Fibroblast activation protein (FAP) is highly expressed on the cancer-associated fibroblasts (CAF) of the tumor stroma. Recently, we reported the preclinical evaluation and clinical biokinetics of a novel ^99mTc-labeled FAP inhibitor radioligand ([^99mTc]Tc-iFAP). This research aimed to evaluate [^99mTc]Tc-iFAP for the tumor stroma imaging of six different cancerous entities and analyze them from the perspective of stromal heterogeneity. [^99mTc]Tc-iFAP was prepared from freeze-dried kits with a radiochemical purity of 98 ± 1%. The study included thirty-two patients diagnosed with glioma (n = 5); adrenal cortex neuroendocrine tumor (n = 1); and breast (n = 21), lung (n = 2), colorectal (n = 1) and cervical (n = 3) cancer. Patients with glioma had been evaluated with a previous cranial MRI scan and the rest of the patients had been involved in a [¹⁸F]FDG PET/CT study. All oncological diagnoses were corroborated histopathologically. The patients underwent SPECT/CT brain imaging (glioma) or thoracoabdominal imaging 1 h after [^99mTc]Tc-iFAP administration (i.v., 735 ± 63 MBq).
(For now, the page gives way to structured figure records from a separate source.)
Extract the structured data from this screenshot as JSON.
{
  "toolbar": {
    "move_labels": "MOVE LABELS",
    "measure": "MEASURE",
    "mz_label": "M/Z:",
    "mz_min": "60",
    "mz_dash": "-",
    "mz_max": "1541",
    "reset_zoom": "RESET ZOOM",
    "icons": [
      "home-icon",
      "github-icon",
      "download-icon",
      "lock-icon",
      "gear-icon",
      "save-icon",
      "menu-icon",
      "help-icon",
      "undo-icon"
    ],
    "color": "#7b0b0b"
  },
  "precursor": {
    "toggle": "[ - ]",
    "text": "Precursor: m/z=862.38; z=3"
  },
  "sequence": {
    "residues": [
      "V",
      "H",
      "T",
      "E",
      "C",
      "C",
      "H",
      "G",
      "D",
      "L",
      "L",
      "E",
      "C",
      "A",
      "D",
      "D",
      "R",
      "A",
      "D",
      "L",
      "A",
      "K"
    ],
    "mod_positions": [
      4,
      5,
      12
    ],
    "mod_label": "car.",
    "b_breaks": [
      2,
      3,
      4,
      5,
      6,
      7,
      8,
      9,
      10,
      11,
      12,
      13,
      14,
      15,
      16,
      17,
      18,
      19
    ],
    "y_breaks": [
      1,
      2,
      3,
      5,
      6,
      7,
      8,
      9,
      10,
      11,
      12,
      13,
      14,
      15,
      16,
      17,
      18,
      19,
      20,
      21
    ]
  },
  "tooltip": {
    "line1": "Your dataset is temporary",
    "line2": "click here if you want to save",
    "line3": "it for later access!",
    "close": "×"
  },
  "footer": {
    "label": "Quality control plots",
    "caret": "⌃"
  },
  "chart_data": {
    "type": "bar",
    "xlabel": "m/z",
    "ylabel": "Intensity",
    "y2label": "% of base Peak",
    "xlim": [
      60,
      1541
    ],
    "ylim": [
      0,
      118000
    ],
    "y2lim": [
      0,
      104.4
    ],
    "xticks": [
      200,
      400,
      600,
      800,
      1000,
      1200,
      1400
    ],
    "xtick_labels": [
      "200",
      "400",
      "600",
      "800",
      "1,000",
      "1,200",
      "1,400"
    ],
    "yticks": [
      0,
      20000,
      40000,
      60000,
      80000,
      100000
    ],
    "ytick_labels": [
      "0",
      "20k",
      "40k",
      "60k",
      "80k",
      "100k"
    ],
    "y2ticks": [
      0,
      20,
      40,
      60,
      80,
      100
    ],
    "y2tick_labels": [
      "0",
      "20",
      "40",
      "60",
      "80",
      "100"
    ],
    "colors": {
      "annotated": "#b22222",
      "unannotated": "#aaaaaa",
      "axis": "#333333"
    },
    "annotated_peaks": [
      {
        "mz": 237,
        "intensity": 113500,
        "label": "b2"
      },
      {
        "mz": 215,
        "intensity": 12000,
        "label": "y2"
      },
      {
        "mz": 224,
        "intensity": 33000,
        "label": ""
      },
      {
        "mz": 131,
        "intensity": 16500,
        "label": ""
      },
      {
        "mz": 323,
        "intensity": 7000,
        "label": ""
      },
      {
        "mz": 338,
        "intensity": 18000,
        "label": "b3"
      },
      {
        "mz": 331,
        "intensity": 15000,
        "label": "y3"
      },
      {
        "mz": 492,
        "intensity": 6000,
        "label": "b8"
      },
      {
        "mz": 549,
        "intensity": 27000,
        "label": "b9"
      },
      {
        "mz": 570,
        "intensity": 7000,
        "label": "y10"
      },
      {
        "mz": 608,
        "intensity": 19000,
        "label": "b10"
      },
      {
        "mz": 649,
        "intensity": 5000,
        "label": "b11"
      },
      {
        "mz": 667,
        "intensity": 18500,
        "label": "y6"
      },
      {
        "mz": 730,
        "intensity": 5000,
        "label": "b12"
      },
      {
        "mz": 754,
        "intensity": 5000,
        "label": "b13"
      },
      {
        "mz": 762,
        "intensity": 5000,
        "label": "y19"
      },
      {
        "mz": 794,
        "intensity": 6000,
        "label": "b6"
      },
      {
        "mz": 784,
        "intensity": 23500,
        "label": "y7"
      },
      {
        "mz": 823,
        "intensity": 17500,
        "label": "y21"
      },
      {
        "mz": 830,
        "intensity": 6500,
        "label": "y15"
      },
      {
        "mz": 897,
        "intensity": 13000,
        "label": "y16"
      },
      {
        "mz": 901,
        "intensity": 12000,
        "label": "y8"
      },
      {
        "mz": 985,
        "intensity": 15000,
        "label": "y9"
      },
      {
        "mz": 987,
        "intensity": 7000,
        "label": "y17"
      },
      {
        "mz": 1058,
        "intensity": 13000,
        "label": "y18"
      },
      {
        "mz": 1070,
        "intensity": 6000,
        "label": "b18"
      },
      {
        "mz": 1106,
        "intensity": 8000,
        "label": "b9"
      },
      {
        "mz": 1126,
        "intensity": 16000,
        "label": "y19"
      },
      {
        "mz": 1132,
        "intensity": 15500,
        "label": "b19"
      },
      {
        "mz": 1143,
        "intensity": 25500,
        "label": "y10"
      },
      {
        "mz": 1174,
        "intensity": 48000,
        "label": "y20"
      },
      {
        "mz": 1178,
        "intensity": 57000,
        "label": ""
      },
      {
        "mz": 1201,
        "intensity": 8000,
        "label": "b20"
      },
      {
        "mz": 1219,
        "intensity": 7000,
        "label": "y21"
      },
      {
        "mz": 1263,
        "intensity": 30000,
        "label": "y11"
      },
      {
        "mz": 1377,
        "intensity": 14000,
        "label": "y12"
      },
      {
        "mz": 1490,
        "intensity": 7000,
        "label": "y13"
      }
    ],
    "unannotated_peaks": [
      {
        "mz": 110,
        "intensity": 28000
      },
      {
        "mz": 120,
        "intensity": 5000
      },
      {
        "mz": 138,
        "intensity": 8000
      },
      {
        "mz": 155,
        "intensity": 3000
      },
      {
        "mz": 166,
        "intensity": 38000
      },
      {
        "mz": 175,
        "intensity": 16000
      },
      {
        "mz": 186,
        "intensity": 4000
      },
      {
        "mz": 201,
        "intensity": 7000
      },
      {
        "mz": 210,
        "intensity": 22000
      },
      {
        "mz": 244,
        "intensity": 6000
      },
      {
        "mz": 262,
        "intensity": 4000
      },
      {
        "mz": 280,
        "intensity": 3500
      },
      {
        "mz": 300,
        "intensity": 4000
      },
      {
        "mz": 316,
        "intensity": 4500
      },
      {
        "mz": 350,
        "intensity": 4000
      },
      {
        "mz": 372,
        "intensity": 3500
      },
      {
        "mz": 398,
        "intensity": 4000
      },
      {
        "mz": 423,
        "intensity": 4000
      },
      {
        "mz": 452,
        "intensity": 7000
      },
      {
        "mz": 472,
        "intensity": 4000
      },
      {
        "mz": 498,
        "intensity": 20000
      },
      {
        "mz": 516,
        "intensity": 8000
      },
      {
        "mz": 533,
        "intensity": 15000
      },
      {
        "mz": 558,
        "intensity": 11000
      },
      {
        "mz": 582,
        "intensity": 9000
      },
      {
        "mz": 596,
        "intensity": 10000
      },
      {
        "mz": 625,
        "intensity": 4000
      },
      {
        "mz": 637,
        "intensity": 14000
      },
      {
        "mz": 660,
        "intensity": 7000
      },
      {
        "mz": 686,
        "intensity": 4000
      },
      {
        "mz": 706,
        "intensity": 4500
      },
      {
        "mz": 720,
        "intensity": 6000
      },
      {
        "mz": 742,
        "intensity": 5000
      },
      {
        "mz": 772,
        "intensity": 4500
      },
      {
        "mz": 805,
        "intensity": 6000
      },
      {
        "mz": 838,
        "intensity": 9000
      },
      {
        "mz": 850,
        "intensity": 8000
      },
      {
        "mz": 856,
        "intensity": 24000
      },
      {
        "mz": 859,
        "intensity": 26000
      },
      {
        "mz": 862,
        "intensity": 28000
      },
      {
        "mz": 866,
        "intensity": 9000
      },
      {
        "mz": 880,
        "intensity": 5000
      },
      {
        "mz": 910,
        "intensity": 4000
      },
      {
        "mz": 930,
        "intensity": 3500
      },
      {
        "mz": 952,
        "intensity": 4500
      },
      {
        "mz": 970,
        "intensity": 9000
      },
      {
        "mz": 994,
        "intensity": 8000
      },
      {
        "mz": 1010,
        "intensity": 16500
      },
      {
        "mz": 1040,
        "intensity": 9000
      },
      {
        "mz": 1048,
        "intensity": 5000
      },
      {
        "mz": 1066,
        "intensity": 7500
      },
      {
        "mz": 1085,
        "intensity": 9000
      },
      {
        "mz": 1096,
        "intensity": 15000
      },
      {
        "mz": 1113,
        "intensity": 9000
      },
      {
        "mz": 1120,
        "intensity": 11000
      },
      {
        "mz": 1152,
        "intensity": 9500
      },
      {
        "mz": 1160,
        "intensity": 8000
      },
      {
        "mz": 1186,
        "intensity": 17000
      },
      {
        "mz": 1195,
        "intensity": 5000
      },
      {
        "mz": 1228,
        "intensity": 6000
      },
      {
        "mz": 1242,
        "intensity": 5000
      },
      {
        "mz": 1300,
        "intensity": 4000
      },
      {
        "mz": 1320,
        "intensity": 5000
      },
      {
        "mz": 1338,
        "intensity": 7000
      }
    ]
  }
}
The total lesions (n = 111) were divided into three categories: primary tumors (PT), lymph node metastases (LNm), and distant metastases (Dm). [^99mTc]Tc-iFAP brain imaging was positive in four high-grade WHO III–IV gliomas and negative in one treatment-naive low-grade glioma. Both [^99mTc]Tc-iFAP and [¹⁸F]FDG detected 26 (100%) PT, although the number of positive LNm and Dm was significantly higher with [¹⁸F]FDG [82 (96%)], in comparison to [^99mTc]Tc-iFAP imaging (35 (41%)). Peritoneal carcinomatosis lesions in a patient with recurrent colorectal cancer were only visualized with [^99mTc]Tc-iFAP. In patients with breast cancer, a significant positive correlation was demonstrated among [^99mTc]Tc-iFAP uptake values (Bq/cm³) of PT and the molecular subtype, being higher for subtypes HER2+ and Luminal B HER2-enriched. Four different CAF subpopulations have previously been described for LNm of breast cancer (from CAF-S1 to CAF-S4). The only subpopulation that expresses FAP is CAF-S1, which is preferentially detected in aggressive subtypes (HER2 and triple-negative), confirming that FAP+ is a marker for poor disease prognosis. The results of this pilot clinical research show that [^99mTc]Tc-iFAP SPECT imaging is a promising tool in the prognostic assessment of some solid tumors, particularly breast cancer.